Photo/Illutration Prime Minister Yoshihide Suga answers questions during a Lower House Budget Committee session on Feb. 5. (Kotaro Ebara)

Prime Minister Yoshihide Suga is known for placing great value on self-help and takes a dim view of lawmakers' offspring who win their Diet seats by capitalizing on the political influence and social status of their parents.

How Suga responds to allegations that his son and other employees of a well-known visual media production company wined and dined senior bureaucrats at the telecommunications ministry will be a test of his political integrity.

Suga should understand that his handling of this potential corruption scandal could raise serious questions about his commitment to his political creed if he decides it has nothing to do with him because his son is a “different individual.”

The weekly magazine Shukan Bunshun reported that Yasuhiko Taniwaki, the vice minister for policy coordination at the Ministry of Internal Affairs and Communications, and three other top ministry officials dined with Suga’s eldest son and other executives of Tohokushinsha Film Corp., a Tokyo-based company that produces TV programs and satellite-based broadcasting. The dinners took place on four separate occasions from October to December last year. The bureaucrats did not pay for their meals, nor did they report the dinner to the ministry, according to the Bunshun expose. In addition, they accepted gifts and taxi tickets from the company officials.

The ministry, working with the National Public Service Ethics Board of the National Personnel Authority, has started investigating allegations of a possible violation of the ethics code for central government employees.

The ethics code prohibits central government employees from being treated by stakeholders, such as having a free meal or receiving money or gifts. They are allowed to take meals with stakeholders as long as they pay own way but are required to notify the respective ministries and agencies in advance if the dinner session is a work-related matter that costs more than 10,000 yen ($94.80).

The four did not notify the ministry in advance about the dinners and only did so after they were interviewed about the sessions by Bunshun.

One of the four bureaucrats, Yoshinori Akimoto, director-general of the information and communications bureau, attended a Lower House Budget Committee session to answer questions about the matter. Akimoto admitted to having been wined nd dined by Tohokushinsha, but said he was not aware that stakeholders were present.

His explanation was far from convincing. The four officials recently paid the company for the cost of the dinners and returned money for the gifts and taxi rides. But Akimoto refused to disclose the sums they paid, citing the ongoing investigation.

The revelations threaten to damage public trust in the fairness and neutrality of the administration. The ministry should undertake a thorough investigation into the matter to answer key questions, such as why the senior bureaucrats accepted invitations to these wining and dining sessions, whether there were more sessions than the reported four occasions and whether policy decisions were affected in any way.

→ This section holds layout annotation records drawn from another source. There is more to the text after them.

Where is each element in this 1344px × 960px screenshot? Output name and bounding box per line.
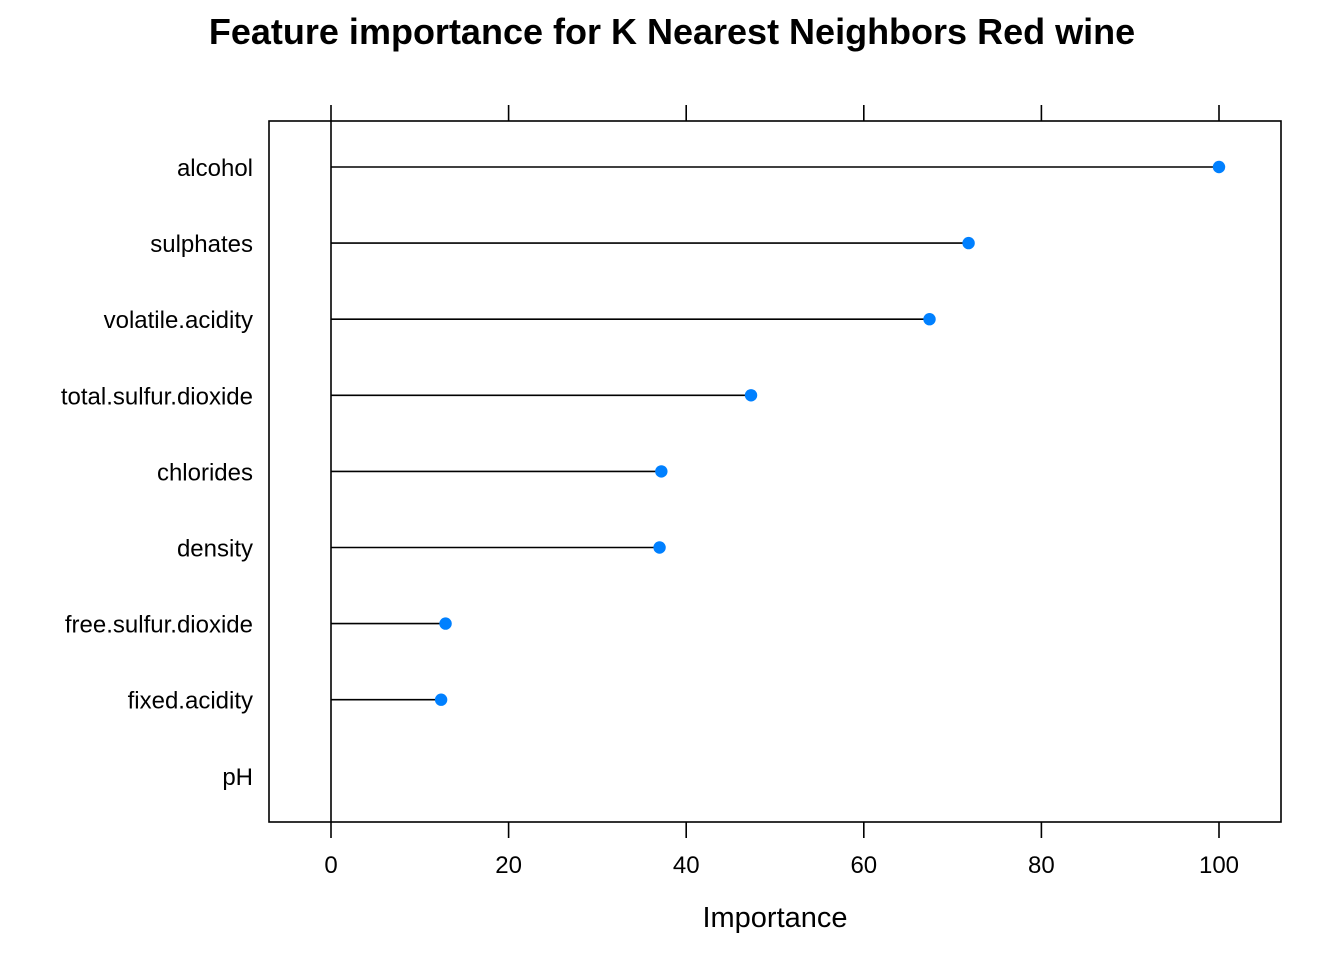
- category-label: sulphates: [150, 231, 253, 258]
- category-label: pH: [222, 764, 253, 791]
- category-label: chlorides: [157, 459, 253, 486]
- importance-point: [653, 541, 666, 554]
- bottom-axis-ticks: [330, 822, 1220, 838]
- x-tick-label: 80: [1028, 852, 1055, 879]
- category-label: total.sulfur.dioxide: [61, 383, 253, 410]
- category-label: density: [177, 536, 253, 563]
- category-label: alcohol: [177, 155, 253, 182]
- category-label: free.sulfur.dioxide: [65, 612, 253, 639]
- x-tick-label: 40: [673, 852, 700, 879]
- x-tick-labels: 0 20 40 60 80 100: [324, 852, 1239, 879]
- x-axis-label: Importance: [702, 902, 847, 934]
- category-label: fixed.acidity: [128, 688, 253, 715]
- x-tick-label: 100: [1199, 852, 1239, 879]
- x-tick-label: 0: [324, 852, 337, 879]
- importance-point: [744, 389, 758, 402]
- importance-point: [434, 693, 448, 706]
- importance-point: [923, 313, 936, 326]
- x-tick-label: 60: [850, 852, 877, 879]
- top-axis-ticks: [330, 105, 1220, 121]
- importance-point: [1212, 160, 1226, 174]
- importance-point: [655, 465, 668, 478]
- importance-point: [439, 617, 452, 630]
- plot-frame: [268, 120, 1282, 823]
- points: [434, 160, 1226, 706]
- chart-title: Feature importance for K Nearest Neighbo…: [209, 11, 1135, 52]
- category-labels: alcohol sulphates volatile.acidity total.su…: [61, 155, 253, 791]
- stems: [331, 166, 1219, 701]
- category-label: volatile.acidity: [104, 307, 253, 334]
- x-tick-label: 20: [495, 852, 522, 879]
- importance-point: [962, 236, 975, 250]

Then, the ministry should implement strict disciplinary action against them based on the findings.

Suga’s responses to the revelations are baffling.

He has left the job of ascertaining the facts entirely to the ministry. While he spoke with his son about the magazine article over the phone, all he did was to tell him to “cooperate with the fact-finding investigation” by the company. Suga did not even ask his son whether the report was factually accurate.

Suga served as senior vice minister for internal affairs and communications in the Koizumi administration and minister for internal affairs and communications for the first Cabinet of former Prime Minister Shinzo Abe. As a result, Suga maintains strong political clout within the ministry.

When he was minister, he appointed the oldest son as a secretary. Suga stresses that his son is now a “private citizen” who does not hold public office. However, his son is inevitably regarded by ministry officials as someone closely linked to the prime minister.

A series of political scandals that dogged the Abe administration, including those related to Moritomo Gakuen, the Kake Educational Institution and cherry blossom viewing parties, have one factor in common. They all raised suspicions that people close to the leader enjoyed unfair benefits and that bureaucrats, who should act as “servants of the whole community,” supported the corrupt nexus.

If the revelations mean that Suga’s political influence was used for unfair advantages not available to the general public, public trust in politics and the government will be undermined.

Suga should take the possible implications of the matter seriously and provide effective leadership in clarifying the facts.